Jakarta, CoreNews.id – GAC melalui lini AION UT kembali mencuri perhatian industri kendaraan listrik. Kali bukan cuma soal desain atau jarak tempuh, tapi pencapaian serius di ranah standar global: dua sertifikasi internasional untuk sistem pengisian daya resmi diraih.
Apa saja? CCTA Global Charging Compatibility Proficiency Test (European Standard) dan TÜV SÜD New Energy Vehicle Charging Compatibility Function Certification. Dua piala bergengsi ini menegaskan bahwa sistem pengisian AION UT tak hanya aman, tapi juga kompatibel dengan berbagai jenis charging pile skala internasional.
Dalam pengujian yang dilakukan lembaga independen, AION UT lolos verifikasi interoperabilitas di level sistem. Artinya, dari stasiun pengisian umum di Eropa hingga unit rumahan, mobil listrik ini dijamin bisa mengisi daya tanpa drama.
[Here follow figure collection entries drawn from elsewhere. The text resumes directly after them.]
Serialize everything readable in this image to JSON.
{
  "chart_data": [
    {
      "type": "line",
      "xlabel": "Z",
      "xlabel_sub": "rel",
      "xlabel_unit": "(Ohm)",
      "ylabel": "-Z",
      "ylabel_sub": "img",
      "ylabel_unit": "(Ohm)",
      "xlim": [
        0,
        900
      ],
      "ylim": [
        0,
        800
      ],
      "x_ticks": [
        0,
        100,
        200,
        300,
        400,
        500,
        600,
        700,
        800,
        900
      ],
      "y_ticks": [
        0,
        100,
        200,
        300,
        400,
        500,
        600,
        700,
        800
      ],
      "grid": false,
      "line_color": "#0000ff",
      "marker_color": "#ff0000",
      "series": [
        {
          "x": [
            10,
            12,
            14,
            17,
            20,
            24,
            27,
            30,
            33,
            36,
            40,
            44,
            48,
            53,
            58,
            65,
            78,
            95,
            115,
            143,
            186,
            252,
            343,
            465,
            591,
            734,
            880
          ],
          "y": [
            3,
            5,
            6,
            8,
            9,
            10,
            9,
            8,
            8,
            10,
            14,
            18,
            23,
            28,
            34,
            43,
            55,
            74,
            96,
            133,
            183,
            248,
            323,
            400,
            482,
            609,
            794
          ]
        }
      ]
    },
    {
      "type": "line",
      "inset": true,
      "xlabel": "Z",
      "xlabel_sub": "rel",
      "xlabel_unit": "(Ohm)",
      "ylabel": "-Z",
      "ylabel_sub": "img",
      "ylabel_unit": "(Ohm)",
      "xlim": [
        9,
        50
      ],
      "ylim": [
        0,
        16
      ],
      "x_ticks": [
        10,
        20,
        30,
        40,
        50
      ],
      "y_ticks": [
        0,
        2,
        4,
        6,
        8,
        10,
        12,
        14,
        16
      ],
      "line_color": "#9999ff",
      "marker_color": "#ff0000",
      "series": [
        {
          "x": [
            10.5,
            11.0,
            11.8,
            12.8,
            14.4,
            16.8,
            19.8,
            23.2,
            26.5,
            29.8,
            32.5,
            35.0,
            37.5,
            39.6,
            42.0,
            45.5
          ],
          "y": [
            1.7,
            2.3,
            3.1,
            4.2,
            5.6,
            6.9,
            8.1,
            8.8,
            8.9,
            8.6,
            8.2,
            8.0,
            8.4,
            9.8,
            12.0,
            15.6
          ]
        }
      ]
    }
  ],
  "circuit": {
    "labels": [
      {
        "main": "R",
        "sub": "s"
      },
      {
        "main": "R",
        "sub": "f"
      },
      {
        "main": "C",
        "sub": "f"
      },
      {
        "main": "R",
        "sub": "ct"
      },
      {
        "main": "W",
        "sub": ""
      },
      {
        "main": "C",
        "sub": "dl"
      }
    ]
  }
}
Kompatibilitas penuh, risiko gagal isi minimal.
“Keberhasilan AION UT meraih sertifikasi internasional ini tidak hanya menunjukkan kualitas teknologi kami secara global, tetapi juga memperkuat komitmen GAC dalam menghadirkan solusi EV terdepan di pasar lokal. Kami percaya, kendaraan listrik GAC akan memberikan pengalaman pengisian yang andal, aman, dan siap menghadapi mobilitas masa depan termasuk di Indonesia,” ujar Andry Ciu, CEO GAC Indonesia, dalam keterangan resminya, Rabu (8/4/2026).
Speksi Gahar di Balik Sertifikat
Tak cuma pintar kompatibilitas, AION UT juga dibekali jantung mekanis yang bikin pesaing melongo. Motor listrik penggerak roda depan menghasilkan 201 hp dengan torsi puncak 210 Nm. Akselerasi halus tapi responsif, cocok untuk lalu lintas padat atau tol bebas hambatan.
Baterai berkapasitas 60 kWh—dengan teknologi Magazine Battery dan sistem BMS presisi—mampu mengelola suhu, arus, dan tegangan secara real-time. Hasilnya? Jarak tempuh hingga 500 km (NEDC) dan efisiensi energi cuma 11 kWh per 100 km. Irit, bukan?
Yang lebih menggoda: kemampuan fast charging hingga 87 kW. Pengisian cepat, fleksibel, dan tetap aman berkat sertifikasi tadi. Dengan kata lain, pengguna tak perlu khawatir mencari stasiun pengisian yang “cocok”. AION UT siap nyolok di mana saja, dalam negeri atau luar negeri.
Siap Ekspansi Global, Termasuk Indonesia
GAC tak main-main. Dengan mengadopsi standar global sejak awal, AION UT disiapkan untuk mendukung ekspansi kendaraan listrik ke skala internasional. Pencapaian ini sekaligus memperkuat posisi GAC sebagai pionir EV yang mengedepankan mobilitas berkelanjutan.
Ke depan, GAC Indonesia berjanji akan terus memperkuat teknologi EV-nya. Solusi mobilitas cerdas dan pengembangan ekosistem kendaraan listrik di Tanah Air menjadi prioritas. Jadi, buat Anda yang sudah ngebet beralih ke mobil listrik, AION UT layak masuk daftar teratas—terutama kalau Anda sering bepergian lintas kota yang mengandalkan berbagai jenis fasilitas pengisian.
Satu pesan jelas: Standar global, kenyamanan lokal. AION UT siap membuktikan.